Tre novità meritano un accenno a parte perché disegnano un'idea di tutela più moderna. La prima riguarda i materiali a contatto con l'acqua: tubi, raccordi, guarnizioni, rivestimenti. Con il 18/2023 questi materiali devono rispondere a requisiti armonizzati e i reagenti e materiali filtranti confluiscono nel registro ReMaF, così che ciò che tocca l'acqua non ne comprometta la sicurezza. È un tema che il vecchio decreto affrontava in modo molto più sfumato.

La seconda è l'accesso all'acqua previsto dall'articolo 17: misure per migliorare o mantenere l'accesso all'acqua potabile, soprattutto per i gruppi vulnerabili, e per promuovere l'uso dell'acqua di rubinetto. La terza è la trasparenza: l'articolo 18 rafforza l'informazione al pubblico, imponendo che i cittadini ricevano dati chiari e aggiornati sulla qualità dell'acqua che bevono. A supportare tutto questo ci sono i nuovi sistemi informativi AnTeA e CeNSiA, che raccolgono e mettono a sistema i dati a livello nazionale.

Cosa devono fare gestori e utenti oggi

Per chi gestisce acqua — un acquedotto, ma anche un agriturismo con pozzo o un hotel con approvvigionamento autonomo — il passaggio al 18/2023 significa aggiornare il proprio programma di controllo, includere i nuovi parametri e ragionare in ottica di rischio. Chi si affidava a un set di analisi consolidato negli anni deve verificare che quel set sia ancora adeguato: mancano i PFAS? Il piombo è cercato con il limite giusto? Il piano tiene conto della rete interna?

Anche per il cittadino qualcosa cambia, almeno sul piano della consapevolezza: ha più diritto di sapere e strumenti per informarsi. Se hai dubbi sulla tua acqua — di rete o di pozzo — il modo più diretto per allinearsi alle nuove regole è partire da un'analisi che copra i parametri aggiornati del decreto. È il punto da cui capire se sei già in linea o se c'è qualcosa da sistemare. Puoi approfondire anche la nostra guida sulla Direttiva UE 2020/2184 da cui tutto questo discende, oppure richiedere un'analisi tarata sul nuovo quadro normativo.

Domande frequenti

Il D.Lgs. 31/2001 è ancora in vigore?
No.
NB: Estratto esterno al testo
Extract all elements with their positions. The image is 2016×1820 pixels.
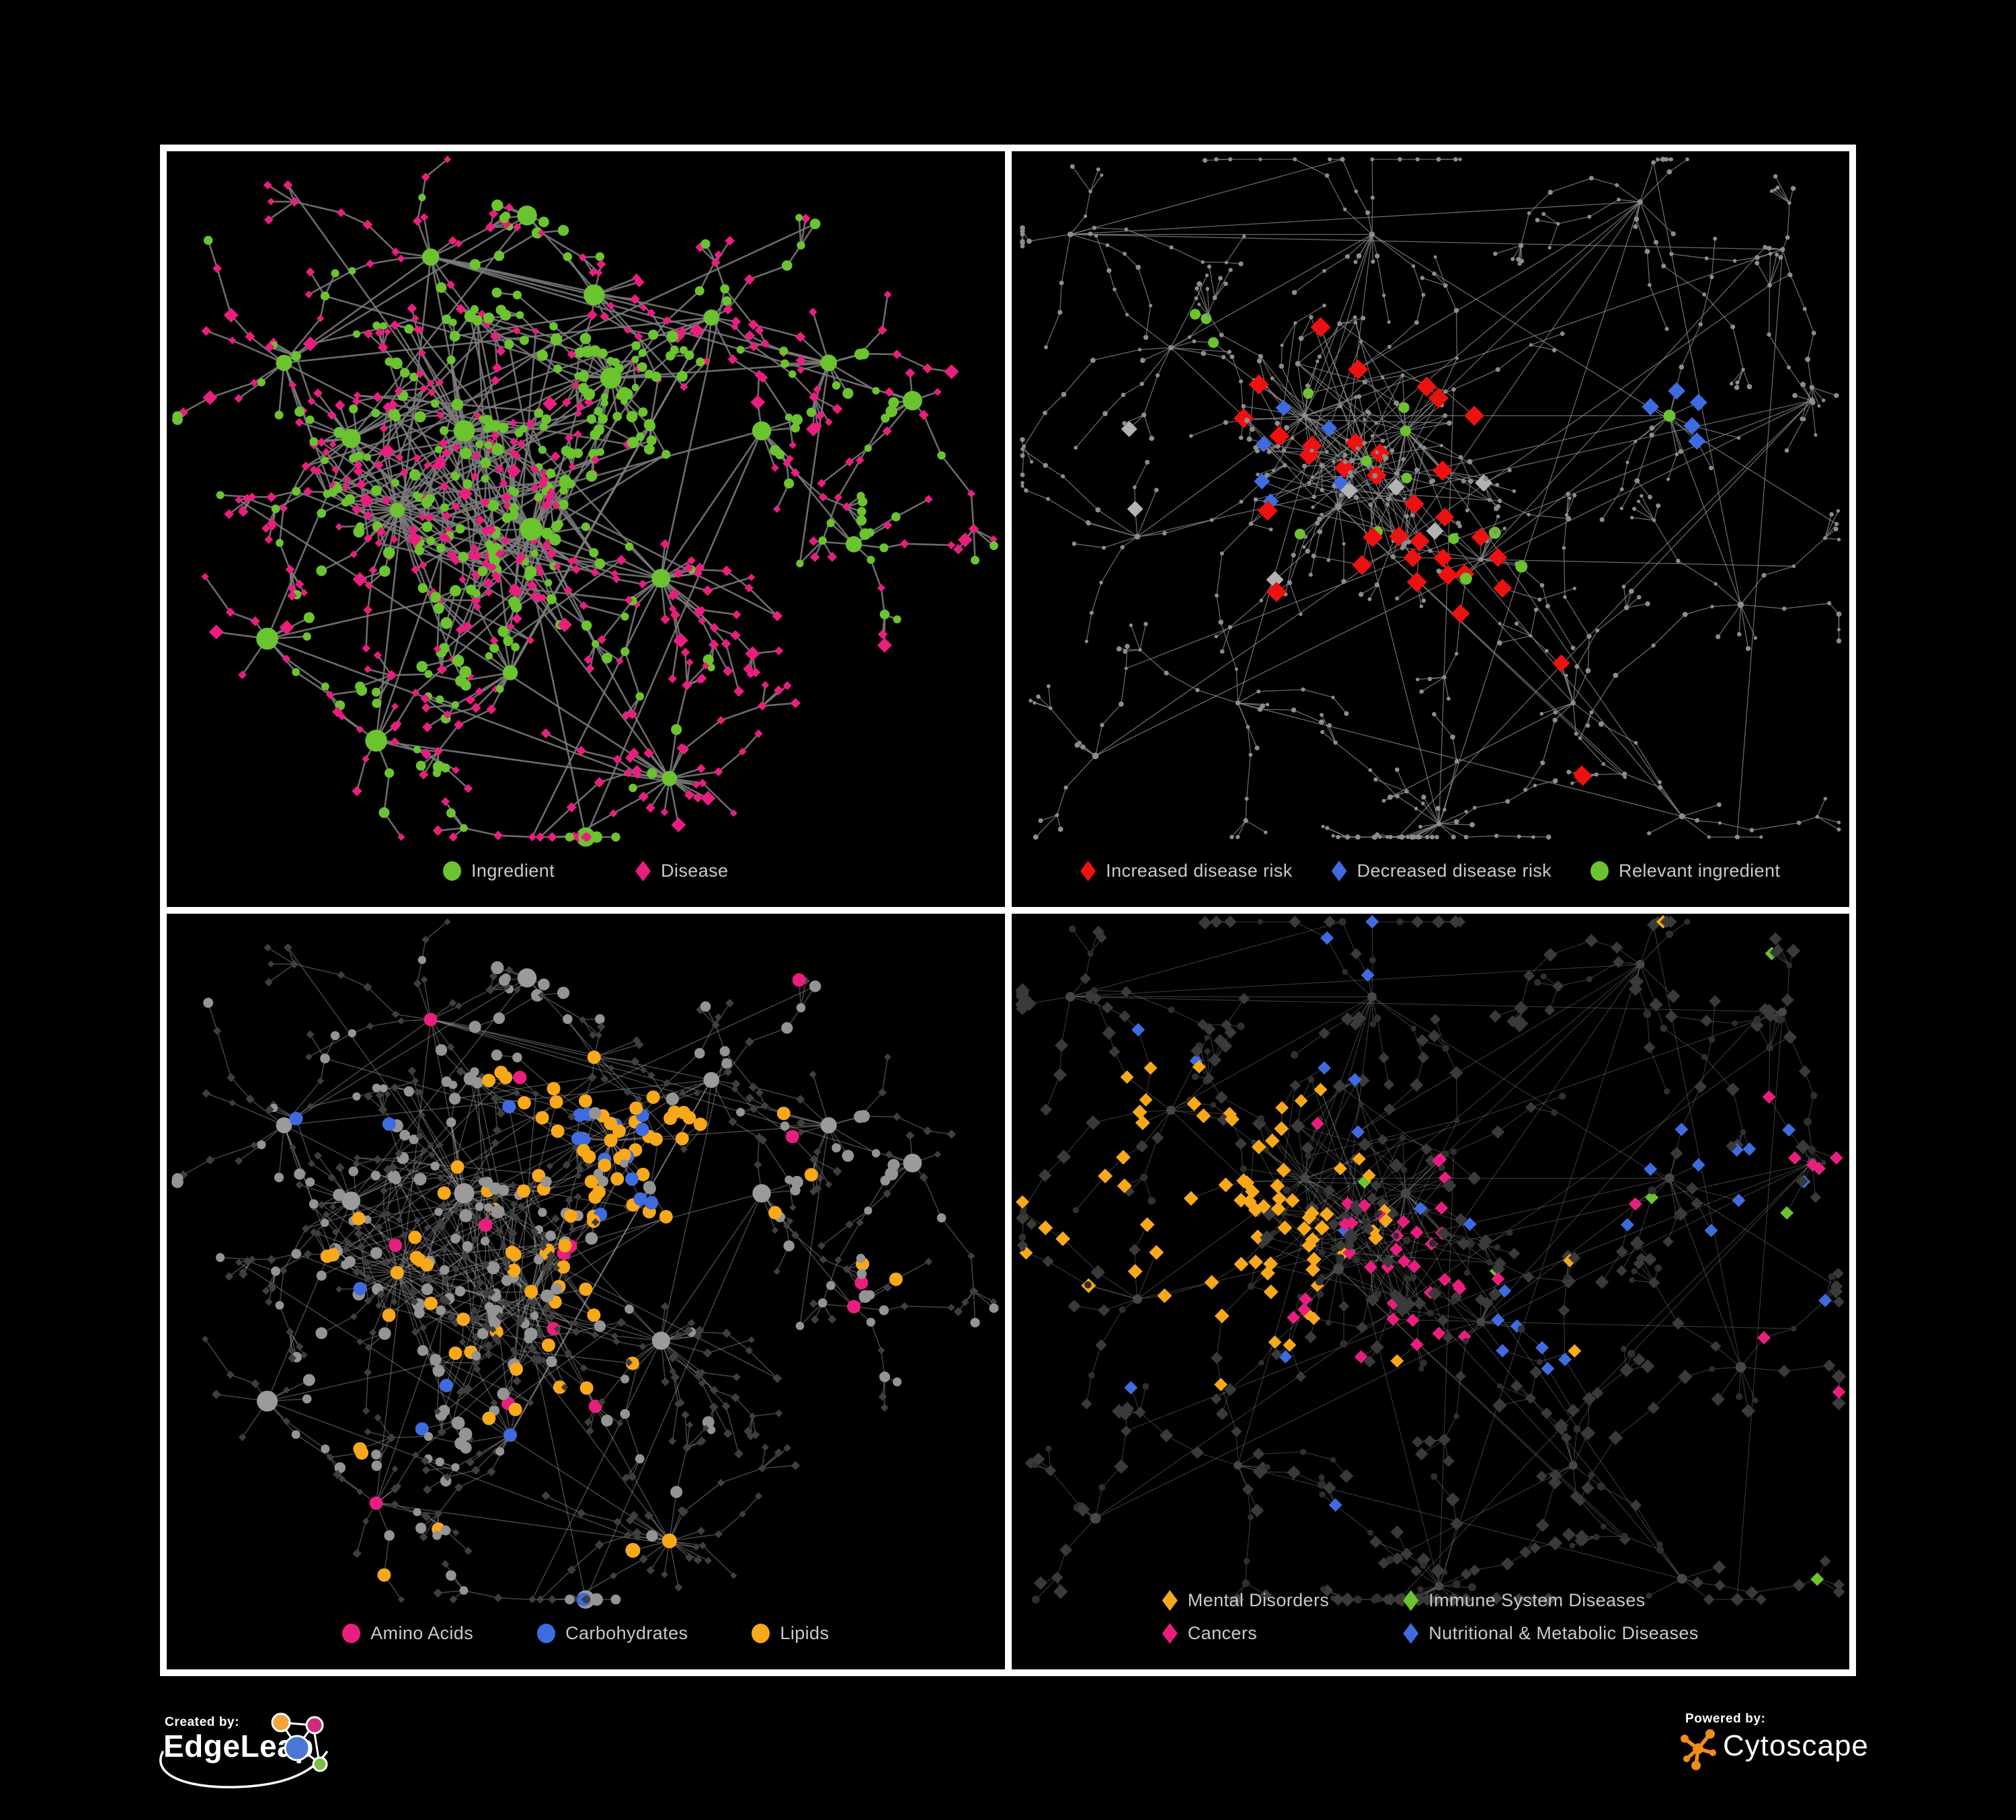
- cytoscape-logo-icon: [1681, 1729, 1716, 1770]
- legend-item-mental-disorders: Mental Disorders: [1162, 1590, 1329, 1611]
- legend-circle-marker: [537, 1624, 556, 1643]
- disease-classes-legend: Mental Disorders Immune System Diseases Ca…: [1012, 1590, 1850, 1644]
- edgeleap-swoosh-icon: [159, 1751, 328, 1788]
- legend-diamond-marker: [1162, 1590, 1178, 1611]
- legend-item-cancers: Cancers: [1162, 1623, 1257, 1644]
- legend-label: Ingredient: [471, 861, 555, 881]
- legend-item-amino-acids: Amino Acids: [342, 1623, 473, 1644]
- legend-label: Lipids: [780, 1623, 830, 1643]
- edgeleap-logo-network-icon: [271, 1712, 328, 1772]
- legend-item-relevant-ingredient: Relevant ingredient: [1590, 861, 1780, 881]
- legend-label: Amino Acids: [370, 1623, 474, 1643]
- legend-diamond-marker: [1331, 861, 1347, 881]
- panel-grid: Ingredient Disease Increased disease risk…: [160, 145, 1856, 1676]
- ingredient-disease-legend: Ingredient Disease: [167, 861, 1005, 881]
- legend-label: Mental Disorders: [1187, 1590, 1330, 1610]
- ingredient-disease-network: [172, 155, 998, 847]
- disease-risk-network: [1019, 157, 1841, 840]
- disease-classes-network: [1014, 915, 1846, 1607]
- edgeleap-green-node: [312, 1756, 328, 1772]
- legend-diamond-marker: [1403, 1590, 1419, 1611]
- legend-item-decreased-disease-risk: Decreased disease risk: [1331, 861, 1552, 881]
- legend-item-lipids: Lipids: [752, 1623, 829, 1644]
- edgeleap-magenta-node: [305, 1716, 324, 1735]
- legend-diamond-marker: [1403, 1623, 1419, 1644]
- legend-diamond-marker: [635, 861, 651, 881]
- legend-item-disease: Disease: [635, 861, 728, 881]
- legend-item-ingredient: Ingredient: [443, 861, 555, 881]
- legend-diamond-marker: [1080, 861, 1096, 881]
- legend-label: Carbohydrates: [565, 1623, 688, 1643]
- panel-disease-risk: Increased disease risk Decreased disease …: [1011, 151, 1850, 907]
- legend-item-increased-disease-risk: Increased disease risk: [1080, 861, 1292, 881]
- panel-ingredient-disease: Ingredient Disease: [167, 151, 1005, 907]
- legend-label: Relevant ingredient: [1619, 861, 1781, 881]
- legend-label: Disease: [661, 861, 729, 881]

Il D.Lgs. 31/2001 è stato abrogato dal D.Lgs. 18/2023, che con l'articolo 25 ne dispone la sostituzione integrale. Il riferimento normativo attuale per l'acqua potabile è il D.Lgs. 18/2023, come modificato dal correttivo D.Lgs. 102/2025.
Qual è la differenza più importante tra le due norme?
Il passaggio dall'approccio basato solo sui valori limite a quello basato sul rischio (Piani di Sicurezza dell'Acqua). Non si controlla più soltanto il risultato: si prevengono i pericoli lungo tutta la filiera, dal prelievo al rubinetto.
Sono cambiati i limiti dei parametri?
Sì. Alcuni limiti sono più severi (il piombo scende da 10 a 5 µg/L, il cromo da 50 a 25 µg/L), altri sono stati alzati (boro e selenio), e sono entrati parametri nuovi come PFAS, bisfenolo A, clorato, acidi aloacetici, microcistina-LR e uranio.
Devo rifare le analisi con la nuova normativa?
È consigliabile verificare che il proprio set di analisi copra i parametri aggiornati, PFAS compresi, e che il piombo sia cercato con il limite corretto. Se il tuo controllo si basava sul vecchio 31/2001, molto probabilmente va integrato.